Reid provides the reader with a series of rhetorical questions to prompt thinking about Americans’ ethics around health care. He draws attention to class differences, perceptions of success, and personal morals to prompt readers to examine their own biases, which may prevent access to universal health care.
“Still there are experts who argue that American health care ranks with the best in the world. These advocates note that the United States has doctors, hospitals, research labs, and medical schools that lead the world when it comes to innovative high-tech approaches to acute and chronic medical problems. American medicine has more specialists, more technology, more groundbreaking experimentation than any other country, rich or poor.

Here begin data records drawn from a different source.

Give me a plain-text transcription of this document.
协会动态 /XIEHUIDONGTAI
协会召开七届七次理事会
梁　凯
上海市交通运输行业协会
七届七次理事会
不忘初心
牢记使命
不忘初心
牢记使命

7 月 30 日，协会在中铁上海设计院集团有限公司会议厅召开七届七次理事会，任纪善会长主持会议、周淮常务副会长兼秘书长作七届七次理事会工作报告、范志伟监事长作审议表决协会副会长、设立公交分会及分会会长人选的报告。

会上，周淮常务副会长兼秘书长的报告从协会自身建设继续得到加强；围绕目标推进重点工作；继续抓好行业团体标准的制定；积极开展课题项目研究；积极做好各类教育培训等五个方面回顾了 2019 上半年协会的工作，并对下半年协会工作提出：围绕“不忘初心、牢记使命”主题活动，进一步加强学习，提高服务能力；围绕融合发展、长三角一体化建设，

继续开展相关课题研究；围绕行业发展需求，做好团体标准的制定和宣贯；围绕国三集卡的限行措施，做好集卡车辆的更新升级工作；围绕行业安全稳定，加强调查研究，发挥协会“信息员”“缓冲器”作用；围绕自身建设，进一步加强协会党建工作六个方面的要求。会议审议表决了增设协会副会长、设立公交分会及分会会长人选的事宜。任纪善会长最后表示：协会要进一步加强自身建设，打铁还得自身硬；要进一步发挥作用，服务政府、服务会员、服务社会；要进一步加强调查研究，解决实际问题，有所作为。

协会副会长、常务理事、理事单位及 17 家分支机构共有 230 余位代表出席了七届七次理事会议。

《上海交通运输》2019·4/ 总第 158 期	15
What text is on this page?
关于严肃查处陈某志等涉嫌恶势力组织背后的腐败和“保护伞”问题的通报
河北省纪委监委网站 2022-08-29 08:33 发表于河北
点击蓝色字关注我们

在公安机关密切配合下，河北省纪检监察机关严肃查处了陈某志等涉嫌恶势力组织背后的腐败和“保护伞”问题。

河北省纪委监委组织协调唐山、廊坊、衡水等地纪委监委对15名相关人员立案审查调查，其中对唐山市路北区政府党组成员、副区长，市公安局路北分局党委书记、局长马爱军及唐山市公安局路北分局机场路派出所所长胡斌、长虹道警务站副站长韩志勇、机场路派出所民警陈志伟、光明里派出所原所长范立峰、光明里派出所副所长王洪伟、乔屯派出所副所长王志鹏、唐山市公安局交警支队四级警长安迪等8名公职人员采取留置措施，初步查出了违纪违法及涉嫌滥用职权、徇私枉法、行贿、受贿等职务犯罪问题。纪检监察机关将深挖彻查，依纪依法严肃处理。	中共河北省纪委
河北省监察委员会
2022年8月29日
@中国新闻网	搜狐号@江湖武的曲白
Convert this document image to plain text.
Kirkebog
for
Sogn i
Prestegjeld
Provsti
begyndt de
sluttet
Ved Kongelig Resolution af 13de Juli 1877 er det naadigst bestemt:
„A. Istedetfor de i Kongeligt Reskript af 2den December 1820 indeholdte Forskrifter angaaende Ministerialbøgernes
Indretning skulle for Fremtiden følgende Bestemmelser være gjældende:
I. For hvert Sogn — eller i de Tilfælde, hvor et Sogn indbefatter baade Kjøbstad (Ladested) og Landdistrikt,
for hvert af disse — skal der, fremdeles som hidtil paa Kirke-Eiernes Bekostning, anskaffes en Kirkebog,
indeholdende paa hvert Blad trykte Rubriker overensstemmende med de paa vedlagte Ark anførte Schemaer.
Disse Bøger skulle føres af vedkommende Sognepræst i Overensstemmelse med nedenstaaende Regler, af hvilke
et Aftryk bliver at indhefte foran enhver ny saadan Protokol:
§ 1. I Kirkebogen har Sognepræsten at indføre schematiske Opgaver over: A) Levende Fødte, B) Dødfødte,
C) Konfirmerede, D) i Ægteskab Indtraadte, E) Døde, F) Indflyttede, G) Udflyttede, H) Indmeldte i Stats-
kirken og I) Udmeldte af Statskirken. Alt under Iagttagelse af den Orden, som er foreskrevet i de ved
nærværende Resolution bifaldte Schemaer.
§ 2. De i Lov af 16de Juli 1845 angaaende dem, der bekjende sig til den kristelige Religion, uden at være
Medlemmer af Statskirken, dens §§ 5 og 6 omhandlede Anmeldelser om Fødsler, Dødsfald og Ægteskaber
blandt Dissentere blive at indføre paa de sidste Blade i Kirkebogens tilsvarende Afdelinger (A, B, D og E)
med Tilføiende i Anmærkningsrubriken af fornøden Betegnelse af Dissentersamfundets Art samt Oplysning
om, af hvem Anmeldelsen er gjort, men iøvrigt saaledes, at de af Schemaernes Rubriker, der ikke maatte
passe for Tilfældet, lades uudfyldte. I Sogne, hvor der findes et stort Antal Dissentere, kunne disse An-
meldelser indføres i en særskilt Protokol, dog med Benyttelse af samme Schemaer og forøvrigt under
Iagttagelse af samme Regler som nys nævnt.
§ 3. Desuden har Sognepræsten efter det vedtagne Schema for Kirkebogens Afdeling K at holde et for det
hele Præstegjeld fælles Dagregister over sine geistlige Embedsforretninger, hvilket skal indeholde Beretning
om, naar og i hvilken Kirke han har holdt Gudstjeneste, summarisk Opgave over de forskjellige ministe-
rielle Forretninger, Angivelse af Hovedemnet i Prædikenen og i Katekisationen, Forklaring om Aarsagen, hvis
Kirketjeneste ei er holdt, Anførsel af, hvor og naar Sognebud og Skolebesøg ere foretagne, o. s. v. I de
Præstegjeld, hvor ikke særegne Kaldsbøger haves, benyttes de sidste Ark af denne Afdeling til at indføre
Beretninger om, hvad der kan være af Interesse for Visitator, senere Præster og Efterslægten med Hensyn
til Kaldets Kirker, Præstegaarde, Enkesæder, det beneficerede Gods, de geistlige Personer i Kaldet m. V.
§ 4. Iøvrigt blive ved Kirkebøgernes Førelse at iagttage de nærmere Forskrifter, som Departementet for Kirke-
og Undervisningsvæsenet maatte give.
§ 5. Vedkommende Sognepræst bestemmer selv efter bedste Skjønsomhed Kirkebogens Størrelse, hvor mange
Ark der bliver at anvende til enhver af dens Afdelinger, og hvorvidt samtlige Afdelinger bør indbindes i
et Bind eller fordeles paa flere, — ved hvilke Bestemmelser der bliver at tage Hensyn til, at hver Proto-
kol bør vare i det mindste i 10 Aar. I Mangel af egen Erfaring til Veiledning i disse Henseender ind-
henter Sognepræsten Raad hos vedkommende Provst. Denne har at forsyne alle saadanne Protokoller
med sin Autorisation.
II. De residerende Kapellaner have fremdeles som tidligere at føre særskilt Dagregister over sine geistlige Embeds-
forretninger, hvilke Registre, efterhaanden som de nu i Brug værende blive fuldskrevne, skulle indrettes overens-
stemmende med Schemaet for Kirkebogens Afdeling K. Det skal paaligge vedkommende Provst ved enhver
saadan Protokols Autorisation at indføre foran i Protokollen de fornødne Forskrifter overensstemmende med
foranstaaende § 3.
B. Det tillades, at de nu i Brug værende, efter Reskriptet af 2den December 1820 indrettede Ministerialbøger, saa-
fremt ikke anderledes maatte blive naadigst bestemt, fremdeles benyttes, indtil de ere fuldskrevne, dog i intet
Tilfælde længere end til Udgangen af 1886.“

And the American reliance on private, for-profit health insurance companies for the bulk of medical coverage is in accord with American values of capitalism and freedom.”
Those medical experts who detract from supporting universal health care point to capitalist model as the driver of medical innovation in the US. However, as Reid points out when describing Japan, price controls can also spur innovation and competition among equipment manufacturers and pharmaceutical companies.
“When it comes to numbers of specialists, numbers of beds, investment in intensive care facilities, the United States ranks near the top every time. But the discerning reader of this book may notice one more statistic that Dr. Fleming did not mention in his comparative discussion of ‘indices of treatment’ for newborns: What are the ‘outputs’? How does the United States perform, relative to other wealthy countries, when it comes to keeping sick babies alive? On this scorecard, as on so many others, the United States stands behind other developed nations.”
Dr. Kevin C. Fleming of the Mayo Clinic in Minnesota is an advocate of American-style health care. He is also a health care analyst at the conservative think tank, the Heritage Foundation. Fleming argues that American medicine’s free market values help to provide an abundance of resources, particularly for neonatal care. However, as Reid subtly points out, this abundance of resources doesn’t much matter if many people within the population have no access to it.